One structural challenge in the U.S. has been the slow pace of private investment. Unlike Canada or Australia – where governments actively unlocked infrastructure assets decades ago – the U.S. landscape remains largely state-owned. Yet, change may be coming.

“If state and federal entities begin to embrace the value of private investment – especially with aging assets and constrained public budgets – the U.S. could see a wave of public-private partnerships,” Mathur adds. “This could spark a virtuous cycle: more opportunities drive more investor interest, which in turn supports a more robust private market.”

Infrastructure Equity’s Moment

For institutional investors building resilient, long-term portfolios, infrastructure equity is an increasingly essential tool. It aims to deliver uncorrelated, stable returns in turbulent markets, is positioned at the heart of global economic transformation, and benefits from structural shifts toward private capital involvement.

The demand for infrastructure investment is further amplified by the significant capital needs across energy, digital, and transportation systems.

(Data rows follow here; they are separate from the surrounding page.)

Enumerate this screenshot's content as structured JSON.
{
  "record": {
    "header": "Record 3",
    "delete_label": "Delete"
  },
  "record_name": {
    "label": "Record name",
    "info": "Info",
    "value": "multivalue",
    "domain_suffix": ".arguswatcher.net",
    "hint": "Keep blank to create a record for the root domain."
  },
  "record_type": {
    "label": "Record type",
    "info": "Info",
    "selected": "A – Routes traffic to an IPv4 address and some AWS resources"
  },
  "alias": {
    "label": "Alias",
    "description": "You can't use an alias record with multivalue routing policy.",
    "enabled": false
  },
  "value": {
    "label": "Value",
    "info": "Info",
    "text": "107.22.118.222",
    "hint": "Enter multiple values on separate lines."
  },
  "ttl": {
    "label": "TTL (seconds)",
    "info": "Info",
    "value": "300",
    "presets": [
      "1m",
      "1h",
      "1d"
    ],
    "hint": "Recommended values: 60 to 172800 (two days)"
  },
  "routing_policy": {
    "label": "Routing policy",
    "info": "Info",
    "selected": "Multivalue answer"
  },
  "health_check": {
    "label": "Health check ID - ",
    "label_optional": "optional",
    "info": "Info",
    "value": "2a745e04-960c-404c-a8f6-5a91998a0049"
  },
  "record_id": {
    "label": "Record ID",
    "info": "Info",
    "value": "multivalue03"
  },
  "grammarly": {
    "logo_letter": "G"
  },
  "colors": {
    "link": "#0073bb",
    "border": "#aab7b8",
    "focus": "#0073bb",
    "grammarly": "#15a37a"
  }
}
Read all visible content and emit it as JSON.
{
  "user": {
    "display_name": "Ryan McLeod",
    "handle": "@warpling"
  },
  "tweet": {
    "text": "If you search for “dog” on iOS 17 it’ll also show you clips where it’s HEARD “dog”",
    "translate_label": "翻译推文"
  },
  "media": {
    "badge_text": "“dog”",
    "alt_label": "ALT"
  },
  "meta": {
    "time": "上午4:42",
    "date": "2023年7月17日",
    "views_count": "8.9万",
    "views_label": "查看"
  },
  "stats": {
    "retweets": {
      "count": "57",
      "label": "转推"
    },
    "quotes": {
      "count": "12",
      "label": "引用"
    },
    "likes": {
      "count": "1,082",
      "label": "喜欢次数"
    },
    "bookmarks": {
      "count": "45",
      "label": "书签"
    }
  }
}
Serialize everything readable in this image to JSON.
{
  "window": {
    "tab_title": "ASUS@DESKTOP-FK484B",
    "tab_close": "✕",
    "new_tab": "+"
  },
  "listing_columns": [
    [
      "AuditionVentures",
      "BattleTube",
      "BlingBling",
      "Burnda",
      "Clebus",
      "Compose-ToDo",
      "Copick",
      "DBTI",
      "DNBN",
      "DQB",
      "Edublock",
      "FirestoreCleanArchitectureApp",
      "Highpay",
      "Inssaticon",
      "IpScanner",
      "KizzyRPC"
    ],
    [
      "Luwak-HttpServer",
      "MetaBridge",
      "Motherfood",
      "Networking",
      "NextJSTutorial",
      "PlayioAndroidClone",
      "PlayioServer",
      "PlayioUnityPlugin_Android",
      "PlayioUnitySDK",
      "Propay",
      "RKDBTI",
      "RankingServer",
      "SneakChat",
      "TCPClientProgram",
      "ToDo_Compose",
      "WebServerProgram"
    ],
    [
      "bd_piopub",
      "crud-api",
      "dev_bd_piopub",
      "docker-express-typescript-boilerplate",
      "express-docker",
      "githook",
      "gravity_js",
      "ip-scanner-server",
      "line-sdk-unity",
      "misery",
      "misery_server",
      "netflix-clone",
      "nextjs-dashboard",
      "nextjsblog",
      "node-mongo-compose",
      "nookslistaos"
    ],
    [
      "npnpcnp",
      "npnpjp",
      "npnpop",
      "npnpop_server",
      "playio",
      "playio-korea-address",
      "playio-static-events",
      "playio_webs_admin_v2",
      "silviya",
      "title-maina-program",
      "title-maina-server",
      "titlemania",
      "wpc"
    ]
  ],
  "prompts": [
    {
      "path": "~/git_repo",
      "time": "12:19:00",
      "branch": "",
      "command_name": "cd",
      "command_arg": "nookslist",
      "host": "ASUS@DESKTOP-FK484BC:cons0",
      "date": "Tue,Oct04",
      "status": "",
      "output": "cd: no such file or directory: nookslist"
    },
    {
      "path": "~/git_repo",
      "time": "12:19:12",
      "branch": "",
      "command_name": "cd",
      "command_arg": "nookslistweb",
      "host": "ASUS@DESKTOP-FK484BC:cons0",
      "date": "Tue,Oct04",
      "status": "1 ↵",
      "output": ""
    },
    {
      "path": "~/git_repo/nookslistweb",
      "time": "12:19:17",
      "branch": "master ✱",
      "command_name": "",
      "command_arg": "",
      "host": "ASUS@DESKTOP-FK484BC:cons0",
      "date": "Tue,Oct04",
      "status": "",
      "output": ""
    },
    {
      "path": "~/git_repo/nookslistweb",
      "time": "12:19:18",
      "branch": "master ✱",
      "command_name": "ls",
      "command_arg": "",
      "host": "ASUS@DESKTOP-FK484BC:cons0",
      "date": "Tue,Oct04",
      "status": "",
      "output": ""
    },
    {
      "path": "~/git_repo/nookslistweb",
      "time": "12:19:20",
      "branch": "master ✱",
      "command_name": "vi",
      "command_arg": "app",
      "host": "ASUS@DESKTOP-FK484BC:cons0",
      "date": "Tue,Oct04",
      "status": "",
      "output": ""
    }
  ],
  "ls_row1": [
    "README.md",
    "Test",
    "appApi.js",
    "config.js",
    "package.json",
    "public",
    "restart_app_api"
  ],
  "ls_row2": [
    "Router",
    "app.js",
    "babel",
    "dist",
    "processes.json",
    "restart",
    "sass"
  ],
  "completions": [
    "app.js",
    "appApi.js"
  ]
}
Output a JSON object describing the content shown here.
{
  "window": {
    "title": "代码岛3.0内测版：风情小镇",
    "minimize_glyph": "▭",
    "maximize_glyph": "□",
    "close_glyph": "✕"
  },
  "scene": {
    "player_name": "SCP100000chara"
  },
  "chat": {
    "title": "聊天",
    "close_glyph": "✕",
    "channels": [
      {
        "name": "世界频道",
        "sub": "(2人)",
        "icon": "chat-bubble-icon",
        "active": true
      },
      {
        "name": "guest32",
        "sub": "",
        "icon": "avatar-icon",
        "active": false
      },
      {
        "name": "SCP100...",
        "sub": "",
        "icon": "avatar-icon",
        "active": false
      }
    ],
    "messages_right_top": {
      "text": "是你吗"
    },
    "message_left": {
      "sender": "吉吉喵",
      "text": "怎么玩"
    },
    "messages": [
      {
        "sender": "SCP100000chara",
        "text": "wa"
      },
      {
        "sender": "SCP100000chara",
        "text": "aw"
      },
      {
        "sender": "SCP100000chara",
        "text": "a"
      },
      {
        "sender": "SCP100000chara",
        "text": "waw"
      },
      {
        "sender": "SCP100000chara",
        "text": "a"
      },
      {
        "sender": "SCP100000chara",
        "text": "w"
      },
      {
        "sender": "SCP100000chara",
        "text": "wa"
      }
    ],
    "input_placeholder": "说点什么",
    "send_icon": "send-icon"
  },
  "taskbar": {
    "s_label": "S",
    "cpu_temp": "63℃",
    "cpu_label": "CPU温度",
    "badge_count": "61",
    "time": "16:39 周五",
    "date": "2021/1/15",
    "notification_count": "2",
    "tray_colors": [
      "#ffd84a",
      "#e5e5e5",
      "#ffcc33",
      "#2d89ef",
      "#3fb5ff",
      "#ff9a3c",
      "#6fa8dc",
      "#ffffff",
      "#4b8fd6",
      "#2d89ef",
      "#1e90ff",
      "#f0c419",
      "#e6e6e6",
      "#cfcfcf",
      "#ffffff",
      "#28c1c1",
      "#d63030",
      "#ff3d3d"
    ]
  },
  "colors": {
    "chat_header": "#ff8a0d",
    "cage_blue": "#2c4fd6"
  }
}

With trillions in upcoming capital requirements, infrastructure equity is no longer just a diversifier – it is projected to be a strategic allocation with long-term relevance.

Taken together, infrastructure equity seeks to offer institutional investors a compelling combination of stable returns, inflation protections, and exposure to transformative global trends. Its strategic importance in portfolio construction is underscored by its resilience and potential for long-term value creation.